For whatever reason, your teeth might not line up the way they should. As a result, you experience embarrassment every time you smile, problems with chewing (and thus digestion), jaw pain from a chronic bite misalignment, or all of the above. Fortunately, your dentist or orthodontist can offer a variety of options to straighten your smile—but which of those options makes the most sense for your situation? Here is a quick comparison of how some popular tooth-straightening strategies stack up.

Veneers, Bonding, and Crowns

Do you suffer a small but embarrassing gap or irregularity between two front teeth? If so, you may find a simple cosmetic procedure such as veneers or bonding more than sufficient to correct that blemish on your smile. Veneers don't actually straighten your teeth; these shell-like porcelain covers merely fill out the spaces or gaps to make them appear uniformly aligned. Veneers may cost up to $2,500 each, but they last for up to 15 years. Bonding, which involves filling in the gaps between teeth with sculpted resin, achieves the same effect as veneers for a fraction of the cost, but you may be replacing them after only 7 years.

Conventional Braces

Good old-fashioned braces can correct a wide range of malocclusion (tooth misalignment) issues. This combination of metal wires and individual tooth brackets can correct even the most challenging problems, from crooked teeth or overcrowded teeth to upper and lower teeth that don't line up for normal chewing.

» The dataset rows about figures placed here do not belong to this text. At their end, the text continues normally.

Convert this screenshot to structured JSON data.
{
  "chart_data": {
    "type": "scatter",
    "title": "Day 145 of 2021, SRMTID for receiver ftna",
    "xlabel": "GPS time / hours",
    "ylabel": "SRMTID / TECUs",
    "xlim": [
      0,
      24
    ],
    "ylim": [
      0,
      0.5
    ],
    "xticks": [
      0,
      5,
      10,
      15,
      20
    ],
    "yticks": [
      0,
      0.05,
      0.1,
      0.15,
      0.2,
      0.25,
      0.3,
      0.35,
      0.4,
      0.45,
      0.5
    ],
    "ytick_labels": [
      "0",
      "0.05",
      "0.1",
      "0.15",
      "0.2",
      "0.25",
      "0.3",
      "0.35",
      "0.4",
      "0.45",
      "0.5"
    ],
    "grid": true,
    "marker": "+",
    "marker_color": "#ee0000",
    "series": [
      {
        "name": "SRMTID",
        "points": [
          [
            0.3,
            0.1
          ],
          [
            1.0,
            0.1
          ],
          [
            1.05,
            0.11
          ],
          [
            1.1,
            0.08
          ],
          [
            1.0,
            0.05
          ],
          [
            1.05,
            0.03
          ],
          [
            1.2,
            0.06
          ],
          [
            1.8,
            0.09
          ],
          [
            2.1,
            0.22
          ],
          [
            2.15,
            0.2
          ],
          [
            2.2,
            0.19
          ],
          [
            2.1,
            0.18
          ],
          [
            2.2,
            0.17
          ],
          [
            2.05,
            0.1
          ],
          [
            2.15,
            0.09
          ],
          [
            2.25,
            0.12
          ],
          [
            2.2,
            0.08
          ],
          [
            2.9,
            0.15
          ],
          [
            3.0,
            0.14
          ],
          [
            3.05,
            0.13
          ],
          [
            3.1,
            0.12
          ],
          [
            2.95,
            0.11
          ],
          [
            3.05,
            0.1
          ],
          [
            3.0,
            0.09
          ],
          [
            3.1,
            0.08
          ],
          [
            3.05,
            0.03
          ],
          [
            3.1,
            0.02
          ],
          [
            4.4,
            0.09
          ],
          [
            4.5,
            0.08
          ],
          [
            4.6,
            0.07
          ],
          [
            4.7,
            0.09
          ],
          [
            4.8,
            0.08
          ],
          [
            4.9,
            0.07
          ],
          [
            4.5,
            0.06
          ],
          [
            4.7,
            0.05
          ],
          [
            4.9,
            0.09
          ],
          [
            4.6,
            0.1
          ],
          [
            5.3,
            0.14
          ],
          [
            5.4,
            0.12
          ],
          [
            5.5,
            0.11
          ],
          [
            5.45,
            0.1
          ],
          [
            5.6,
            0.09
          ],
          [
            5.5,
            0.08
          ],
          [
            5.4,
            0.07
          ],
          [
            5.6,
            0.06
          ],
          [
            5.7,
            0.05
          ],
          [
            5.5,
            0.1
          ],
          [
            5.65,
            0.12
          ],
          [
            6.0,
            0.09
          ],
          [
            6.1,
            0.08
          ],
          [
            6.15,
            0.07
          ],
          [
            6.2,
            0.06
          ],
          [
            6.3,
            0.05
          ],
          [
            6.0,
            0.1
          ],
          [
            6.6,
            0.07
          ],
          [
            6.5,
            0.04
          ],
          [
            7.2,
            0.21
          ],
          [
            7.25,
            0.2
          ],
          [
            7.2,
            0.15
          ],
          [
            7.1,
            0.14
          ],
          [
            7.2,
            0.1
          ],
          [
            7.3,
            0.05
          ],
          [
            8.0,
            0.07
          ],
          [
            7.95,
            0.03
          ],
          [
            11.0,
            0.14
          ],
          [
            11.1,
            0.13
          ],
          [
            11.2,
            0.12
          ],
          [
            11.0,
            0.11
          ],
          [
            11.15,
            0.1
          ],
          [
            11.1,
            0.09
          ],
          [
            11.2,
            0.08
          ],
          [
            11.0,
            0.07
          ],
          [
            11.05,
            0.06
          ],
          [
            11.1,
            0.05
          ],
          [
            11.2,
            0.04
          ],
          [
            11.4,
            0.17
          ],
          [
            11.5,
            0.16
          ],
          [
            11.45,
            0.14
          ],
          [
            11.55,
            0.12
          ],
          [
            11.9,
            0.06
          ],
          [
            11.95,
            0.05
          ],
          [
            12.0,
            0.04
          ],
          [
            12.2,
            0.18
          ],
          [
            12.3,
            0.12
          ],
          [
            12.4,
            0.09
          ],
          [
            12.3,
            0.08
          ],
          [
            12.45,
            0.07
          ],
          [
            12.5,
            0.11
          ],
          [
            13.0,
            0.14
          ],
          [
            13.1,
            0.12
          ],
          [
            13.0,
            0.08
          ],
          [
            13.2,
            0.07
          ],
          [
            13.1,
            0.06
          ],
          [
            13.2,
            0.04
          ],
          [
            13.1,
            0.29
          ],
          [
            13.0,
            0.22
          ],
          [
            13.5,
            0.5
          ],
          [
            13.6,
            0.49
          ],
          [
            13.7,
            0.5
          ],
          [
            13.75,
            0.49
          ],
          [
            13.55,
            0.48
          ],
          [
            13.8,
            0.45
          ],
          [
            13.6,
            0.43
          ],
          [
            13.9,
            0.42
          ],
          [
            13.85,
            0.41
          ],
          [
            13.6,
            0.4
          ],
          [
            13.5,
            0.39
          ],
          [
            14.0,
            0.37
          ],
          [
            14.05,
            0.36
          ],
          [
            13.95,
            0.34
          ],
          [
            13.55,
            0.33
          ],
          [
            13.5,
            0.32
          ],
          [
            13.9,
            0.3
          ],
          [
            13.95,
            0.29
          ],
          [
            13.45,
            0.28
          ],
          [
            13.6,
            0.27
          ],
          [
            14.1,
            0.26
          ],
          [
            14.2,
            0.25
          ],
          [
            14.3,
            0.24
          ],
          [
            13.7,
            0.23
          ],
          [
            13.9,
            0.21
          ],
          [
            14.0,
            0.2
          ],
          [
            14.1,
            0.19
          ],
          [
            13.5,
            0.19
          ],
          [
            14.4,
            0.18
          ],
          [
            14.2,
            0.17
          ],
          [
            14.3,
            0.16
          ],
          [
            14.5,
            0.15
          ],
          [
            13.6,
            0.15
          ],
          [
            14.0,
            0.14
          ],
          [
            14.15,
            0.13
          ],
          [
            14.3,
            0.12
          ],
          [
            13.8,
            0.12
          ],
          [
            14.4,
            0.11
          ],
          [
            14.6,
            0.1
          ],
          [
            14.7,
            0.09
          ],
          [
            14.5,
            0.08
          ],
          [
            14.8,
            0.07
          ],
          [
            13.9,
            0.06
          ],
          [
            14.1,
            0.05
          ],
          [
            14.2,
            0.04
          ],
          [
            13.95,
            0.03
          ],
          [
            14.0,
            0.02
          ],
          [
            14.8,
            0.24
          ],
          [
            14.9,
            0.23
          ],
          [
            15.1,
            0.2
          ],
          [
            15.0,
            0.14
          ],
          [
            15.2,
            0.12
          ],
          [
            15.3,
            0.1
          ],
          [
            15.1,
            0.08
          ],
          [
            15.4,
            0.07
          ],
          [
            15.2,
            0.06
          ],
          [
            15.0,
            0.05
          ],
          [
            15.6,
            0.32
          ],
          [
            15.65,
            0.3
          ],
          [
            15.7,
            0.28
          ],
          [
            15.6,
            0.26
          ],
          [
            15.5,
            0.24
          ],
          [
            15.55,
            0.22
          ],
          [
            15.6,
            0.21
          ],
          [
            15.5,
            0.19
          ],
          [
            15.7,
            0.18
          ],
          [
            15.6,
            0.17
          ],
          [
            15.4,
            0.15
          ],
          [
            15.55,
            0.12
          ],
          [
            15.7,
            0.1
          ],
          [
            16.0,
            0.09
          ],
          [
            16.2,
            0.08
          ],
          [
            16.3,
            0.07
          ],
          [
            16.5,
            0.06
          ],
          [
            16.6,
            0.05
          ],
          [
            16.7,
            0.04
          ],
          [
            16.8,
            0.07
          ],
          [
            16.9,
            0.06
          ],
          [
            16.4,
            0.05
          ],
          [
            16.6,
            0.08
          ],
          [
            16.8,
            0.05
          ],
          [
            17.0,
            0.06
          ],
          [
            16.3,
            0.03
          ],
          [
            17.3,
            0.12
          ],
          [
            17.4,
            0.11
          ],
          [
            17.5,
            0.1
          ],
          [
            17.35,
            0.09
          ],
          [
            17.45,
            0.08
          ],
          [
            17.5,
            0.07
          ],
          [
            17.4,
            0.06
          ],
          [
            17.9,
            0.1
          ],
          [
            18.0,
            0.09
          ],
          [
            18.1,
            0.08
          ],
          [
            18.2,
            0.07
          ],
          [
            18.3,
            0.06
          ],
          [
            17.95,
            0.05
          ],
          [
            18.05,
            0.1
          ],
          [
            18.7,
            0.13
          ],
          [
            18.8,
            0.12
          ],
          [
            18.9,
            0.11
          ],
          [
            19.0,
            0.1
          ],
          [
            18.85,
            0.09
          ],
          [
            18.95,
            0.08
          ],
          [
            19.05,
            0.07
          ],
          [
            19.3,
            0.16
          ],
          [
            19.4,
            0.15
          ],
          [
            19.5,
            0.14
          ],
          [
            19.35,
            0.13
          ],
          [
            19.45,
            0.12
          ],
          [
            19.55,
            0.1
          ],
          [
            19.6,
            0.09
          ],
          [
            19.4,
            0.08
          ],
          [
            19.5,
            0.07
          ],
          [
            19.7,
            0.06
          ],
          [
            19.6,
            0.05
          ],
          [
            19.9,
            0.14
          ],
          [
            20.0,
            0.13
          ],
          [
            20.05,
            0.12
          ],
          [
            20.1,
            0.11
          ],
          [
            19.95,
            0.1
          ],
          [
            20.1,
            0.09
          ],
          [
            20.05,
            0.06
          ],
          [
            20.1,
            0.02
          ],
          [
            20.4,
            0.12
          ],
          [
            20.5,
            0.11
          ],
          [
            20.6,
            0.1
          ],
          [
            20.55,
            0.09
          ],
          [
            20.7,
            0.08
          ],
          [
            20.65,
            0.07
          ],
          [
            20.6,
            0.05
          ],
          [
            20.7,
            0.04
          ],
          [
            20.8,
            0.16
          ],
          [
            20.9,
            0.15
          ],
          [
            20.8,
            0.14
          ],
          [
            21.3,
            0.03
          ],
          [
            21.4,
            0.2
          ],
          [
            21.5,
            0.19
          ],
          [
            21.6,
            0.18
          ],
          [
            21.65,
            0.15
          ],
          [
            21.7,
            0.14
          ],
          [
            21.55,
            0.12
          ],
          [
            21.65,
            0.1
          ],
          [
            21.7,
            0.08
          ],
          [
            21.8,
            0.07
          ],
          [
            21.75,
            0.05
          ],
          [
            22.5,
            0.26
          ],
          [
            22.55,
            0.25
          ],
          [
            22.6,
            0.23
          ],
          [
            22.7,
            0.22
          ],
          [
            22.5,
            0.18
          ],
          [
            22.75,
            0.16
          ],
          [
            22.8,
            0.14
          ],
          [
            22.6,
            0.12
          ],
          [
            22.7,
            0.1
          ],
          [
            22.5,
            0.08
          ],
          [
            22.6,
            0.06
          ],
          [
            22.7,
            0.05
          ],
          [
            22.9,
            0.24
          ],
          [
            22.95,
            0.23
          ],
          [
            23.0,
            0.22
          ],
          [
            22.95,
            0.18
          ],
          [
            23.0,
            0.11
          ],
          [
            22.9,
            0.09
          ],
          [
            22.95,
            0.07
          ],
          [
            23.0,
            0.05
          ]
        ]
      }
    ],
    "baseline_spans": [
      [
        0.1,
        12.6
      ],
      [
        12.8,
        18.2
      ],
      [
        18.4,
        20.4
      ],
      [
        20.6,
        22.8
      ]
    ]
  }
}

If your smile needs serious straightening, this option may offer the best chance for success. Unfortunately, conventional braces can interfere with brushing and flossing; they may cause some discomfort, both during adjustments and from bits of metal poking your mouth. But at least your entire smile need not sparkle in the sun, since modern braces can employ clear or tooth-colored materials instead of ordinary metal.

"Invisible" Braces

If you want to straighten your teeth without calling attention to the process, "invisible" braces may be for you. Some people have lingual braces installed along the inside surfaces of their teeth. These braces can correct mild-to-moderate problems all but invisibly, but they can prove uncomfortable and be hard to adjust to.

Clear plastic aligners make an attractive option for those who don't need extreme alignment corrections. You'll receive multiple sets of these custom-fitted trays, with each set providing a subtle new degree of correction until you achieve the final result. The clear plastic is the next best thing to invisible. You can even take them out briefly to brush or floss, a big plus for your dental wellness.

Now that you have a clearer idea of your tooth-straightening options, schedule an appointment with your orthodontist to discuss the best solution for your individual needs. Whichever method you choose, you should end up with results worth smiling about!